There’s a special screening of In the Shadow of the Moon in Beverly Hills on Wednesday evening — special because it’ll be followed by an after-party with Ron Howard (who has endorsed the film by agreeing to a “Ron Howard presents” in the credit block) and astronauts Buzz Aldrin and Dave Scott in attendance.

“Of a Fire on the Moon”

The approaching Wednesday screening of In The Shadow of the Moon led me to want to re-read Norman Mailer‘s Of a Fire on the Moon, which you can’t even find in the better book stores today despite it being one of Mailer’s most personal and stirring works, as well as an awesome piece of writing.

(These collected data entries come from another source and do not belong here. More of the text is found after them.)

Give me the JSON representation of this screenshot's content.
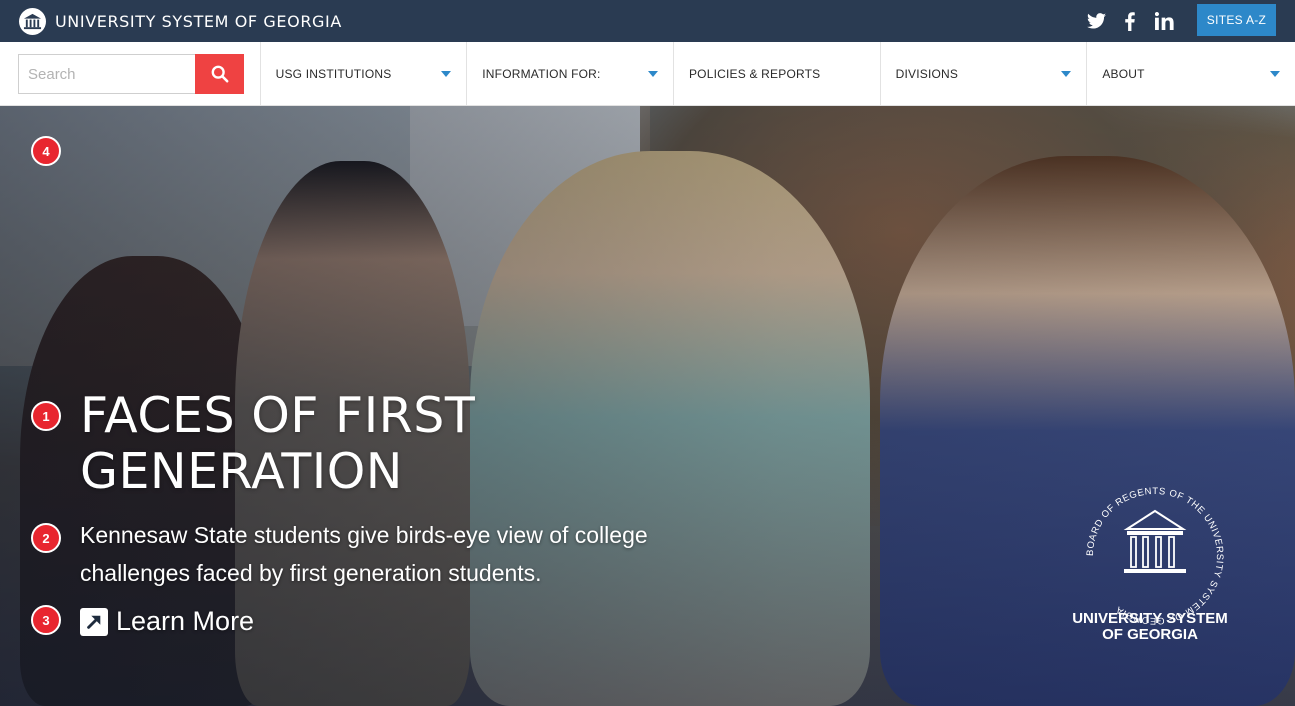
{
  "header": {
    "site_title": "UNIVERSITY SYSTEM OF GEORGIA",
    "social": [
      "twitter-icon",
      "facebook-icon",
      "linkedin-icon"
    ],
    "sites_button": "SITES A-Z"
  },
  "search": {
    "placeholder": "Search",
    "value": ""
  },
  "nav": {
    "items": [
      {
        "label": "USG INSTITUTIONS",
        "dropdown": true
      },
      {
        "label": "INFORMATION FOR:",
        "dropdown": true
      },
      {
        "label": "POLICIES & REPORTS",
        "dropdown": false
      },
      {
        "label": "DIVISIONS",
        "dropdown": true
      },
      {
        "label": "ABOUT",
        "dropdown": true
      }
    ]
  },
  "hero": {
    "title_line1": "FACES OF FIRST",
    "title_line2": "GENERATION",
    "subtitle_line1": "Kennesaw State students give birds-eye view of college",
    "subtitle_line2": "challenges faced by first generation students.",
    "cta": "Learn More",
    "markers": [
      "1",
      "2",
      "3",
      "4"
    ],
    "seal_name_line1": "UNIVERSITY SYSTEM",
    "seal_name_line2": "OF GEORGIA",
    "seal_ring_text": "BOARD OF REGENTS OF THE UNIVERSITY SYSTEM OF GEORGIA"
  },
  "colors": {
    "topbar": "#2a3b52",
    "accent_blue": "#2d88c9",
    "search_red": "#ef4242",
    "marker_red": "#e8262f"
  }
}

It starts with a riff about the death of Ernest Hemingway, which right away tells you Mailer is not exactly levitating with admiration for each and every aspect of the NASA space program, or certainly the men who worked for the agency. And yet he gradually admits to an admiration for NASA’s WASP efficiency in having gotten a very difficult job done, which he sees as a kind of ultimate vindication of the white- guy jacket-and-tie workplace culture that otherwise, Mailer felt, had added little in terms of genuine beauty or wonder to life on this planet.
He also complained a lot about NASA’s closed and austere society in which “outsiders were distrusted and held at arm’s length with a bland and faceless courtesy that betrays nothing,” in the words of an Amazon reviewer.
Neil Armstrong, the first human being to set foot on the moon, wasn’t much for answering questions or being even somewhat interesting as a conversationalist, and I loved Mailer’s observation in which he equated Armstrong’s profound disinterest in questions to a cow’s irritation with flies landing on its back while grazing in a country field, and how Armstrong’s evasiveness was analogous to the way a cow’s tail rears up and swats the flies on its rear haunches…flick.
I remember also that Mailer was asked on a TV talk show about Apollo astronaut Frank Borman having said that Of a Fire on the Moon wasn’t much of a book, and Mailer replying that “it would be easier for a camel to pass through the eye of a needle than for a new idea to find its way into Frank Borman’s head.”

Romney the repulsive

Mitt Romney will probably agree (if he hasn’t already agreed) to participate in the 11.28 Republican YouTube debate. I thought the snowman question during the Democratic debate was on the tedious side, but Romney’s stated reason for being against participating — “I think the presidency ought to be held at a higher level than having to answer questions from a snowman” — sums up what I find truly small and bumpkinish about him.
Add this to Romney’s recent attack upon Barack Obama for saying it would be wise and prudent to educate young children of a certain age about the dangers of sex offenders, and his offensiveness rating shoots up even higher. He seems like a fairly close relative of George Bush‘s, and by far the worst of the Republican stuffed-shirts — an embodiment of everything that good and bad people outside this country despise about rube politicians (or those courting the rube vote).